One possibility is that the pollen from Plant A is so different from the pollen of Plant B that the eggs in Plant B never become fertilized. Another possibility is that the pollen from Plant A can fertilize the eggs of Plant B, but the embryos that develop from the eggs are unhealthy and die. But if the pollen of Plant A reaches the eggs of Plant B and fertilizes them, and the embryos that develop from Plant B are healthy, the new developing plants are called "hybrids". Many of the fruits that you buy in the supermarket are hybrids. If hybrid plants are able to pollinate each other, and grow new hybrid plants, then the hybrids are considered a new species. Often, however, hybrid plants are "sterile", which means that either they cannot produce seeds or their seeds cannot develop into new plants.

1.) Can you find an example of a hybrid that you might find in the supermarket? (If you can, try searching on the web under "hybrid fruit".)

2.) What might be an advantage to creating sterile hybrids? (HINT: Would you buy a seedless watermelon?)

3.) What are some other advantages that you can gain with hybridized crops?
Try these web sites:
http://www.elders.com.au/Elders/merch/hortic/hrdc/fr/fr235.html
http://www.nfpa-food.org/biotech.html
http://www.ucsusa.org/agriculture/gen.uses.html

4.) Why might some people be against creating successful hybrids for large-scale agriculture? (HINT: What if a farmer cross pollinated his crop with a weed and grew this new hybrid in a field next to a meadow with rare native plants growing in it? Or what if his new hybrid crop was pollinated by different insects than his other crops, or caught different diseases?)


Answer 2:

Your question shows that you're thinking about all sorts of possible consequences of having pollen floating around.That's great.

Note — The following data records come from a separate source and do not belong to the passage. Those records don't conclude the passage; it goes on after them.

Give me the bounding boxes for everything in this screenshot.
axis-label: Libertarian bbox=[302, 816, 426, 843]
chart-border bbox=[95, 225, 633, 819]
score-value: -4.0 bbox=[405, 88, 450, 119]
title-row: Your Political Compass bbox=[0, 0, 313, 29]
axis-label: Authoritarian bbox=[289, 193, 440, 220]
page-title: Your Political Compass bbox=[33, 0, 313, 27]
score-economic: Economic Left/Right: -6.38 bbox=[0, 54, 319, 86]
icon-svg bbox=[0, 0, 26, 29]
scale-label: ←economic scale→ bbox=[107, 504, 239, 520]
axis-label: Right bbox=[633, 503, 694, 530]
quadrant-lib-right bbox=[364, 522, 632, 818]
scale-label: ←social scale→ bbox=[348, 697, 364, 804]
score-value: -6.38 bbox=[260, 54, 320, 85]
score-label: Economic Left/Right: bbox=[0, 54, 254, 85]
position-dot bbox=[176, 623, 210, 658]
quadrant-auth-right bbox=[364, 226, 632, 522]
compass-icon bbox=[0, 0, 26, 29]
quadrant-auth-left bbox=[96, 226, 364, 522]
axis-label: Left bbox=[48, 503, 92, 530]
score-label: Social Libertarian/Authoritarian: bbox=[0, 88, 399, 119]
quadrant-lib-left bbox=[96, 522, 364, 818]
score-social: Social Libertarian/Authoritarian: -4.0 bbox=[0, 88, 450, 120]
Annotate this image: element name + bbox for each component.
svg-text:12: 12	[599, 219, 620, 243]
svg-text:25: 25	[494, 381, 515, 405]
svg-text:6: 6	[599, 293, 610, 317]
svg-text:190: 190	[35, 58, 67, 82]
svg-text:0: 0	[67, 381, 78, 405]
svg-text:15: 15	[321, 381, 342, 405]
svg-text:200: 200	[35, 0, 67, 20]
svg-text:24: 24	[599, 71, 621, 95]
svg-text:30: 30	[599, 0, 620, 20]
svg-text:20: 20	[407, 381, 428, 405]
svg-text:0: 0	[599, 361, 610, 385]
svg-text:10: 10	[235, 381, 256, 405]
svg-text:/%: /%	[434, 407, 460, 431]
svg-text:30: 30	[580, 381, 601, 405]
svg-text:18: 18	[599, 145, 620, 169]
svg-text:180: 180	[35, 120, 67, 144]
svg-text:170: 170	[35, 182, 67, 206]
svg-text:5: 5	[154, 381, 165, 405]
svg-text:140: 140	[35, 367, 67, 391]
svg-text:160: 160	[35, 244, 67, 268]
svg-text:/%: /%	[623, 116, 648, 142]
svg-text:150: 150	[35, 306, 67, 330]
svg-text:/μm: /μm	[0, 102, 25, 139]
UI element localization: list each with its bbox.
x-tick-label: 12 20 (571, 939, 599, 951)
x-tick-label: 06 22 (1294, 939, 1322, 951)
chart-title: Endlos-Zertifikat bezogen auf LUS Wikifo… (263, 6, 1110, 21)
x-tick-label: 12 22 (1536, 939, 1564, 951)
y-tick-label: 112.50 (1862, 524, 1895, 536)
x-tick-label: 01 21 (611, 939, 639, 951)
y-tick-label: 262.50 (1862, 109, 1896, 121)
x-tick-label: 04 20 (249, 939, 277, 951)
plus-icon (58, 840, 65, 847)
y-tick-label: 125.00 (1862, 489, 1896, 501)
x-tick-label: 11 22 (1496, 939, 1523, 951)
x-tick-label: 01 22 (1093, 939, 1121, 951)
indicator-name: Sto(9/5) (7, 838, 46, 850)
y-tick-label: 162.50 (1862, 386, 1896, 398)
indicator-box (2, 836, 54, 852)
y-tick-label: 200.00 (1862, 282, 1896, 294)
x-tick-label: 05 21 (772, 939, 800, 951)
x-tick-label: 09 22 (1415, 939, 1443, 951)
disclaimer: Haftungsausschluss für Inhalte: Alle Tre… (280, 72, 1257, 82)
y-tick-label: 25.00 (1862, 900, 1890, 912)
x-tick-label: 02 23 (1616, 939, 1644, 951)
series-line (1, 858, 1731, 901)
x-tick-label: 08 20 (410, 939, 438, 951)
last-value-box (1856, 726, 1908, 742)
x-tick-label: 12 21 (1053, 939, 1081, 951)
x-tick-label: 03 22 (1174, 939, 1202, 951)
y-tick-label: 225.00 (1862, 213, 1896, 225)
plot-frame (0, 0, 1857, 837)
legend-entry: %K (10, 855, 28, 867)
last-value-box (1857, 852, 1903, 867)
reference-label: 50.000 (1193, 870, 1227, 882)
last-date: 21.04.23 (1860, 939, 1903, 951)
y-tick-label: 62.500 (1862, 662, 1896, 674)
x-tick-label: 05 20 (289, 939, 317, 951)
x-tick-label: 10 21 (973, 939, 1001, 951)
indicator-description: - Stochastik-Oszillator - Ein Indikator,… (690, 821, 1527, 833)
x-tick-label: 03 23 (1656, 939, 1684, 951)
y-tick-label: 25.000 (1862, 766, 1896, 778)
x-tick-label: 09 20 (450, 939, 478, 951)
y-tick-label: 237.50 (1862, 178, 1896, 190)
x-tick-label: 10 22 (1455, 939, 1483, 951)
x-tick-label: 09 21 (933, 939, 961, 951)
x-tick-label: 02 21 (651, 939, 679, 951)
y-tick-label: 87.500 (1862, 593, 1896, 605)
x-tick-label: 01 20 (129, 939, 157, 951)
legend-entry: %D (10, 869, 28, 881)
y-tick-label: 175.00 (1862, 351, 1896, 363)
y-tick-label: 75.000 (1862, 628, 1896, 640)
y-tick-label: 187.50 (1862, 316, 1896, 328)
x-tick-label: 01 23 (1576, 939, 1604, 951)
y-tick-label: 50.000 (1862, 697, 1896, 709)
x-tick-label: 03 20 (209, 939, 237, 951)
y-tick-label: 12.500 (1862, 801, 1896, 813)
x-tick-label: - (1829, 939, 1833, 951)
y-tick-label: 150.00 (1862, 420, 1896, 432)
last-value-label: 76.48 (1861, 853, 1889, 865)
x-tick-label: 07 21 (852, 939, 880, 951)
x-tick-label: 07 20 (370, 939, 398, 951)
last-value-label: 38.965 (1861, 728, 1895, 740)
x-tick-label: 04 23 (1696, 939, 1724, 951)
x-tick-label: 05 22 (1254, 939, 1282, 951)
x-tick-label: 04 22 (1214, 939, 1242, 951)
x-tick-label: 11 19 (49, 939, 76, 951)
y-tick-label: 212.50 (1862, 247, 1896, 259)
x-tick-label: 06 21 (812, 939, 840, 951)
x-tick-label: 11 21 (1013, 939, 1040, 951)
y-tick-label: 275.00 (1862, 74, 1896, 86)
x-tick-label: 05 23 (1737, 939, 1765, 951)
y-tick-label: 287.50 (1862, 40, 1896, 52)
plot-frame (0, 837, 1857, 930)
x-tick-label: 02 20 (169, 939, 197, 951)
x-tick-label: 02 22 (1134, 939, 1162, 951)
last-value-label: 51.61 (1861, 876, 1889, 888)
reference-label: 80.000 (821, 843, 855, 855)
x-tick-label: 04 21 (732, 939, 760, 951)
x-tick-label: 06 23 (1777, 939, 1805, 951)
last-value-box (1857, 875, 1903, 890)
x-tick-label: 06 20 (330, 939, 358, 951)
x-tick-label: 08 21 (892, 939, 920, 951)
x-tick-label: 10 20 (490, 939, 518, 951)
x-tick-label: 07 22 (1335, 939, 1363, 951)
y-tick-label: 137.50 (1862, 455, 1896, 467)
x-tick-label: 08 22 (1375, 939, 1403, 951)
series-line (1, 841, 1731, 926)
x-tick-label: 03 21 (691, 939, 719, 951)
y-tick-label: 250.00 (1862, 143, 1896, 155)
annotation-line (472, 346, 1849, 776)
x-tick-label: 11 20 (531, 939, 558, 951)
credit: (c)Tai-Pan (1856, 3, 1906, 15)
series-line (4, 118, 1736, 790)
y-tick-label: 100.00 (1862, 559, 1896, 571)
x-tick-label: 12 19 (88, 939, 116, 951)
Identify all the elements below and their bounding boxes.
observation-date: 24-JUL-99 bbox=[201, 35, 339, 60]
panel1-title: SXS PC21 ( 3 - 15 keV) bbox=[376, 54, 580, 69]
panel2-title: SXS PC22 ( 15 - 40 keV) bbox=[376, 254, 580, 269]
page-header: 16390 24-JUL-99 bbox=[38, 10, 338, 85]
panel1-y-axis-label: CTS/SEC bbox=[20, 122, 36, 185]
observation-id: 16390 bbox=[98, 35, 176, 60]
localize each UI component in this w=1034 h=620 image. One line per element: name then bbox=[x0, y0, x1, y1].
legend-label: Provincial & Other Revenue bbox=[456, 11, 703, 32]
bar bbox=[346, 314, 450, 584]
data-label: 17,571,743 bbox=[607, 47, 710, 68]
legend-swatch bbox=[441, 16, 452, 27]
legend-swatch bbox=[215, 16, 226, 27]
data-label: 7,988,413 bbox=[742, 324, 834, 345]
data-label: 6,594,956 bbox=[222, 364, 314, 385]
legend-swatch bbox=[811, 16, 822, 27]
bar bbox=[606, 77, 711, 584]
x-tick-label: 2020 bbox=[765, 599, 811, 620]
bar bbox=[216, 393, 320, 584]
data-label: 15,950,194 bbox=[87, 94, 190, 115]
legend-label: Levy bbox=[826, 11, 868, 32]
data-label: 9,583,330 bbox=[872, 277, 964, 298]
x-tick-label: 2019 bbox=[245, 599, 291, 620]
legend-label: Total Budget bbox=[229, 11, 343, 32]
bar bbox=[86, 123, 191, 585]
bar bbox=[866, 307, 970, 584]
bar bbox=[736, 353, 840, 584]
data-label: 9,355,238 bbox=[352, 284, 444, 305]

Pollen carries sperm to the female part of a flower. The female part could be on the same plant or another plant. Usually, the pollen will only fertilize a female of the same species. The DNA of the two species usually won't work well together, so the female part of the plant doesn't allow the sperm to reach the egg. Remember that the air is full of pollen from all different types of flowers, all of which could land on the female part of a flower. The plant does not want to waste its eggs if they won't end up being a usable seed. (How do some plants get their pollen carried directly from one plant to another of the same species?)

Back to your question, sometimes crosses do work, this produces what we call a "hybrid". This is how wheat was created. First wild grasses happened to fertilize between species naturally. People raised this hybrid for food because it had large nutritious seeds they could grind into flour. About 8000 years ago this ancestor of wheat crossed with another wild grass and its offspring had really large seeds. Our modern wheat varieties came from this double hybrid. Successful hybrids are generally rare. Why?

Sometimes scientists cross crops with wild plant species because the wild plants are more resistant to disease and insects. (Why would they be?) This is a good reason to keep wild populations of plants from going extinct.

If we want to cross one species of plant with another, we can also do it by "grafting". This happens when we take a cutting from one plant and attach it to another. This is where 'navel' or seedless oranges come from.